Last February, Qiaodan (the basketball player) sued Qiaodan (the sportswear company) for illegally using his name to make a profit. The lawsuit is currently underway in a Shanghai court.
According to the Wall Street Journal:
Mr. Jordan doesn’t hold a registered trademark for his Chinese name in China, but legal experts said that might not matter.
Chinese law generally protects parties who hold registrations and who file early for them. But a provision says businesses can’t freely use the names of famous people, even if the people don’t have registered trademarks.

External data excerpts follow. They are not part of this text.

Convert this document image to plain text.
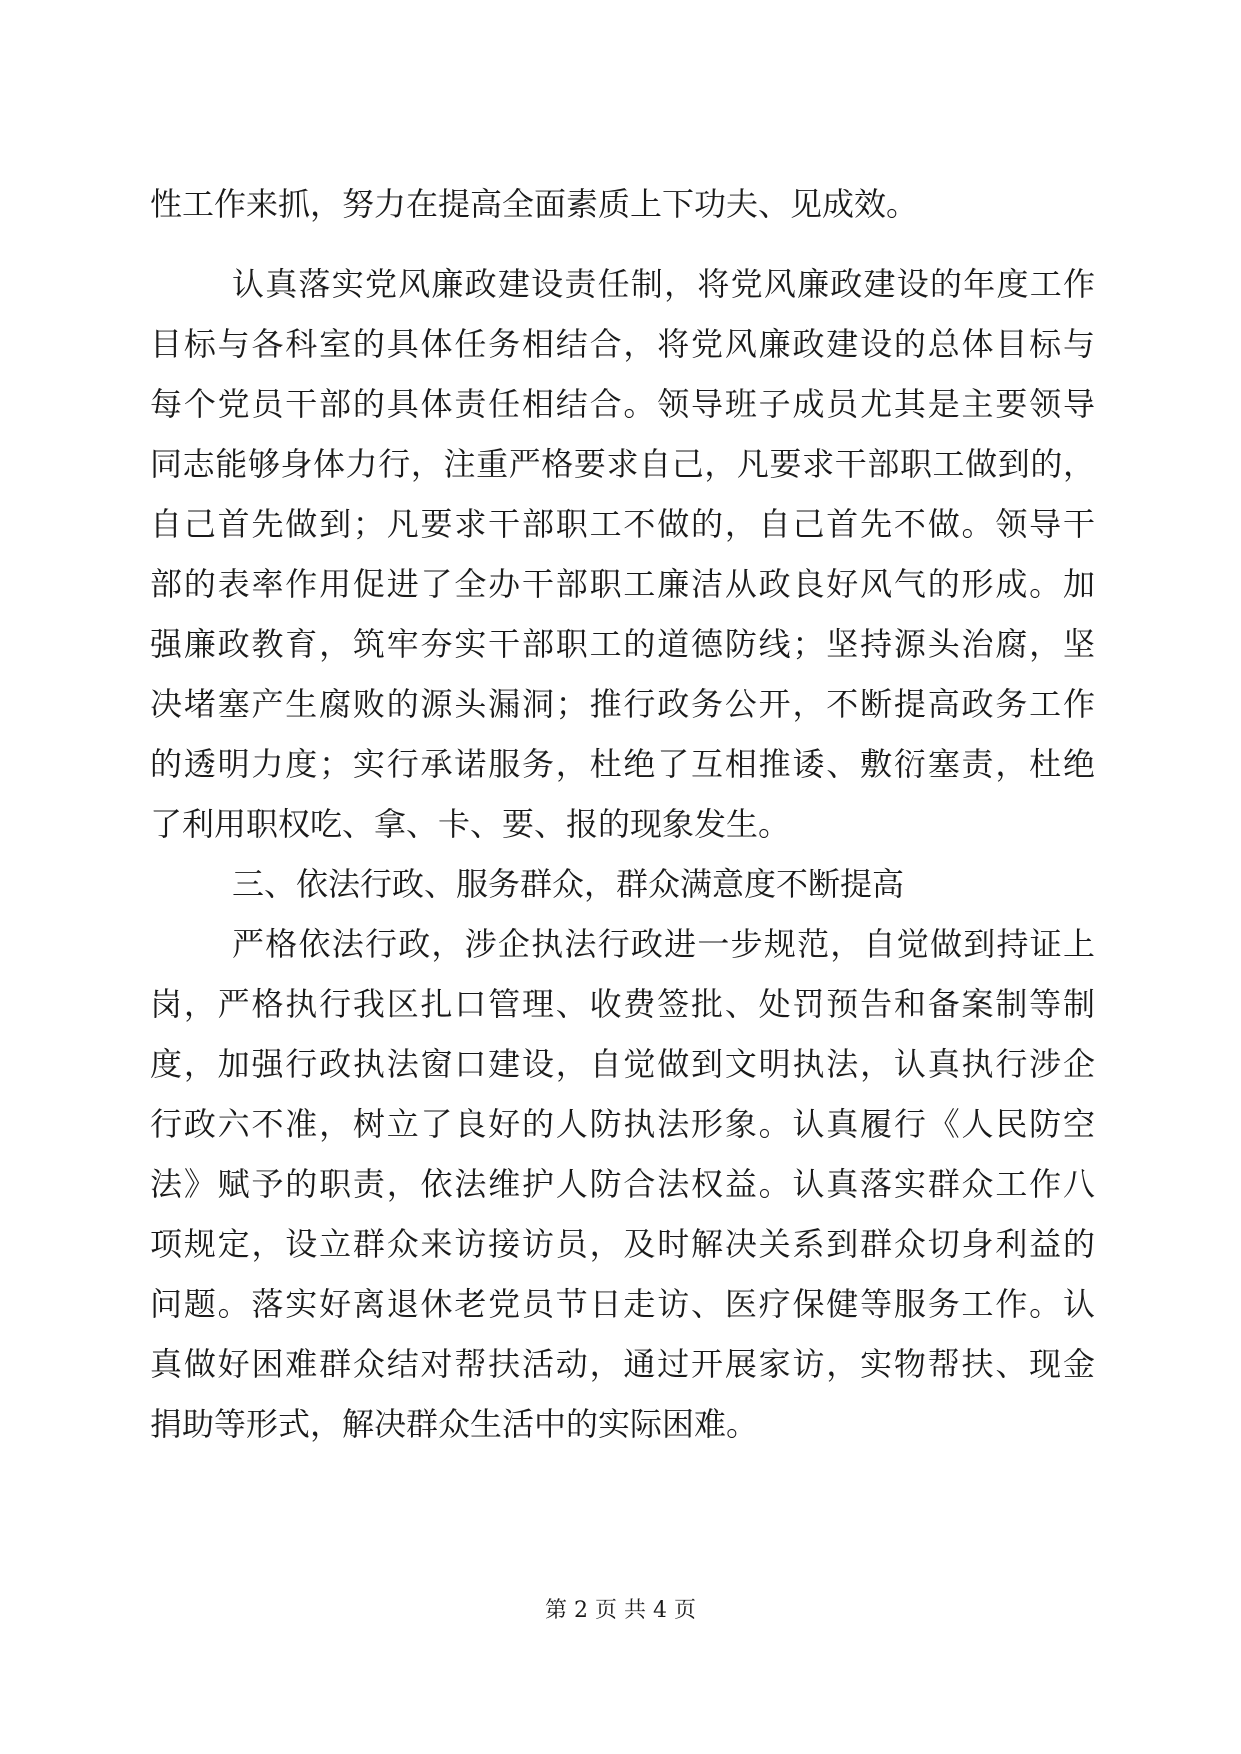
性工作来抓，努力在提高全面素质上下功夫、见成效。
认真落实党风廉政建设责任制，将党风廉政建设的年度工作
目标与各科室的具体任务相结合，将党风廉政建设的总体目标与
每个党员干部的具体责任相结合。领导班子成员尤其是主要领导
同志能够身体力行，注重严格要求自己，凡要求干部职工做到的，
自己首先做到；凡要求干部职工不做的，自己首先不做。领导干
部的表率作用促进了全办干部职工廉洁从政良好风气的形成。加
强廉政教育，筑牢夯实干部职工的道德防线；坚持源头治腐，坚
决堵塞产生腐败的源头漏洞；推行政务公开，不断提高政务工作
的透明力度；实行承诺服务，杜绝了互相推诿、敷衍塞责，杜绝
了利用职权吃、拿、卡、要、报的现象发生。
三、依法行政、服务群众，群众满意度不断提高
严格依法行政，涉企执法行政进一步规范，自觉做到持证上
岗，严格执行我区扎口管理、收费签批、处罚预告和备案制等制
度，加强行政执法窗口建设，自觉做到文明执法，认真执行涉企
行政六不准，树立了良好的人防执法形象。认真履行《人民防空
法》赋予的职责，依法维护人防合法权益。认真落实群众工作八
项规定，设立群众来访接访员，及时解决关系到群众切身利益的
问题。落实好离退休老党员节日走访、医疗保健等服务工作。认
真做好困难群众结对帮扶活动，通过开展家访，实物帮扶、现金
捐助等形式，解决群众生活中的实际困难。
第 2 页 共 4 页
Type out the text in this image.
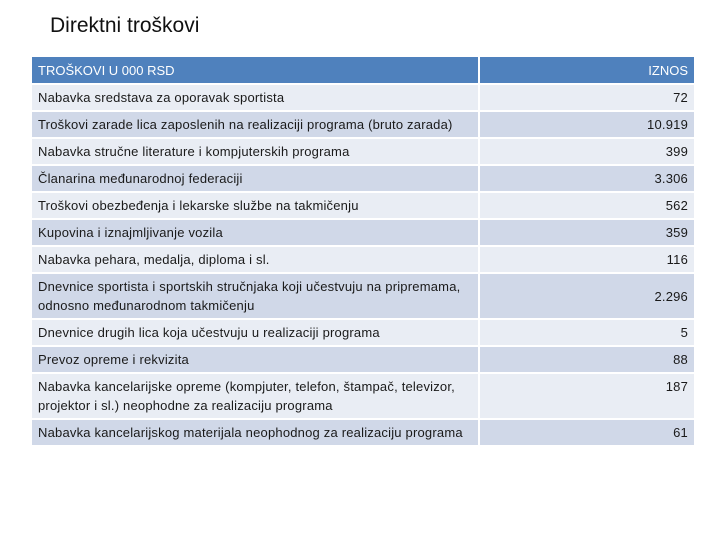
Direktni troškovi
TROŠKOVI U 000 RSD	IZNOS
Nabavka sredstava za oporavak sportista	72
Troškovi zarade lica zaposlenih na realizaciji programa (bruto zarada)	10.919
Nabavka stručne literature i kompjuterskih programa	399
Članarina međunarodnoj federaciji	3.306
Troškovi obezbeđenja i lekarske službe na takmičenju	562
Kupovina i iznajmljivanje vozila	359
Nabavka pehara, medalja, diploma i sl.	116
Dnevnice sportista i sportskih stručnjaka koji učestvuju na pripremama, odnosno međunarodnom takmičenju	2.296
Dnevnice drugih lica koja učestvuju u realizaciji programa	5
Prevoz opreme i rekvizita	88
Nabavka kancelarijske opreme (kompjuter, telefon, štampač, televizor, projektor i sl.) neophodne za realizaciju programa	187
Nabavka kancelarijskog materijala neophodnog za realizaciju programa	61
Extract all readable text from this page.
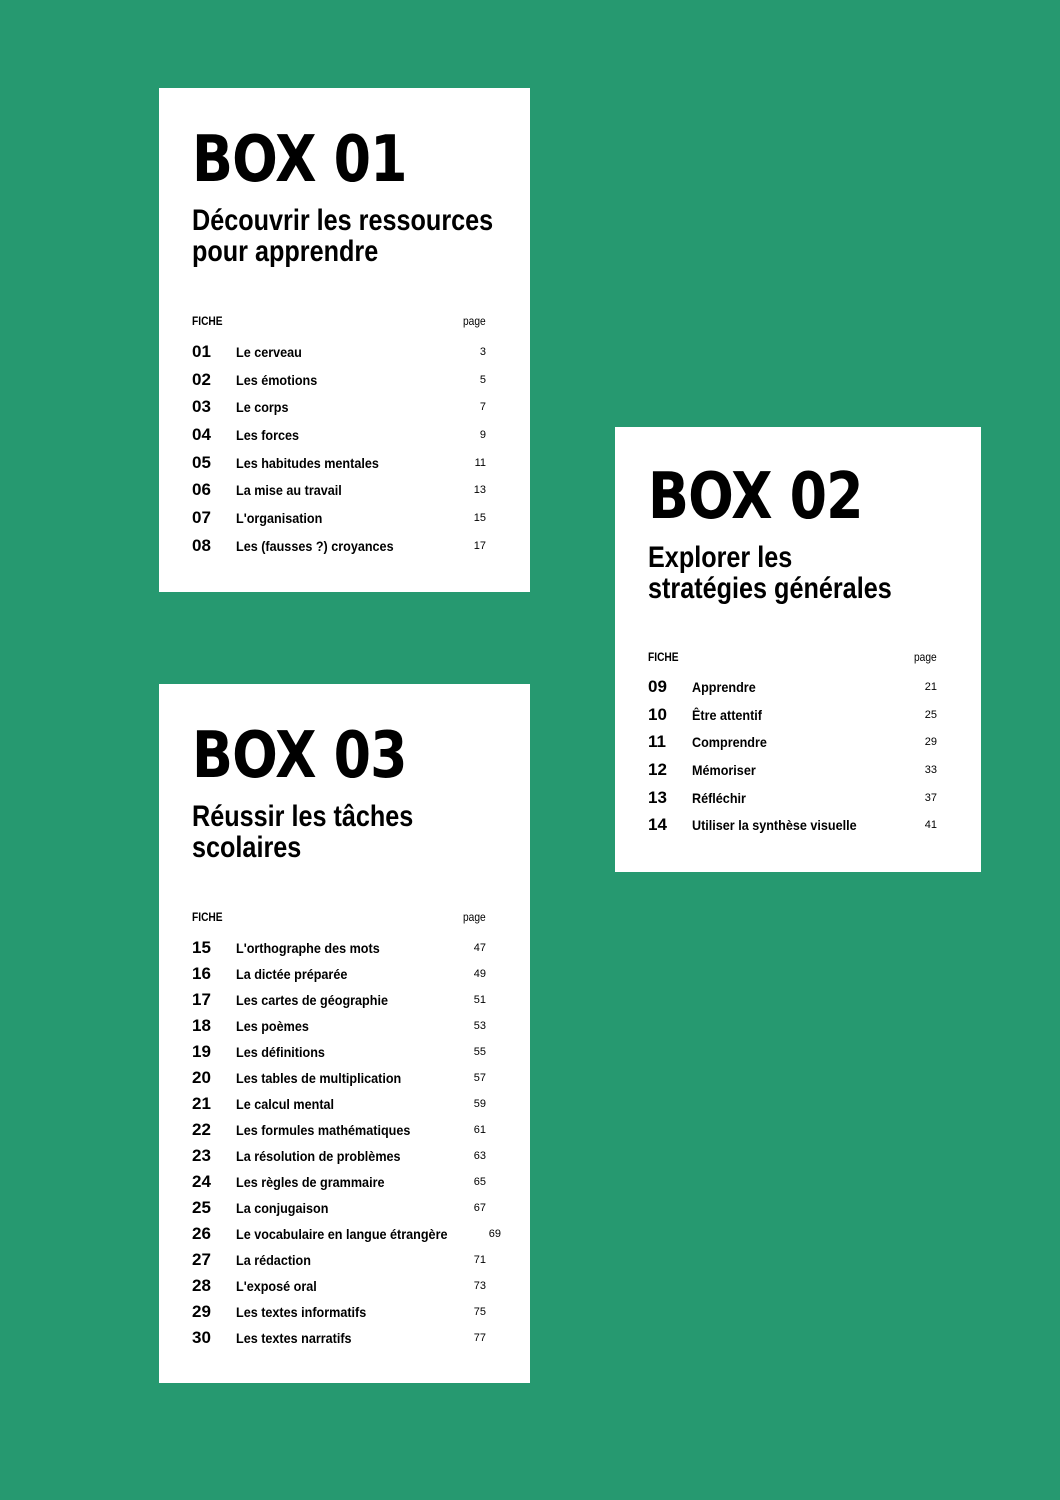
BOX 01
Découvrir les ressources
pour apprendre
FICHE	page
01	Le cerveau	3
02	Les émotions	5
03	Le corps	7
04	Les forces	9
05	Les habitudes mentales	11
06	La mise au travail	13
07	L'organisation	15
08	Les (fausses ?) croyances	17
BOX 02
Explorer les
stratégies générales
FICHE	page
09	Apprendre	21
10	Être attentif	25
11	Comprendre	29
12	Mémoriser	33
13	Réfléchir	37
14	Utiliser la synthèse visuelle	41
BOX 03
Réussir les tâches
scolaires
FICHE	page
15	L'orthographe des mots	47
16	La dictée préparée	49
17	Les cartes de géographie	51
18	Les poèmes	53
19	Les définitions	55
20	Les tables de multiplication	57
21	Le calcul mental	59
22	Les formules mathématiques	61
23	La résolution de problèmes	63
24	Les règles de grammaire	65
25	La conjugaison	67
26	Le vocabulaire en langue étrangère	69
27	La rédaction	71
28	L'exposé oral	73
29	Les textes informatifs	75
30	Les textes narratifs	77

Qiaodan Sports said last year it has the exclusive right to the Qiaodan trademark and is operating “in accordance with Chinese laws.” The company first registered for the rights to use the moniker in 1997, when it applied to use the name with the logo of a baseball player at bat, according to the trademark office of China’s State Administration for Industry and Commerce.
Meanwhile, Qiaodan Sportswear is forgoing its much-anticipated IPO procedure ahead of the legal dispute. The company, which operates over 6,000 outlets, was planning a major expansion across China.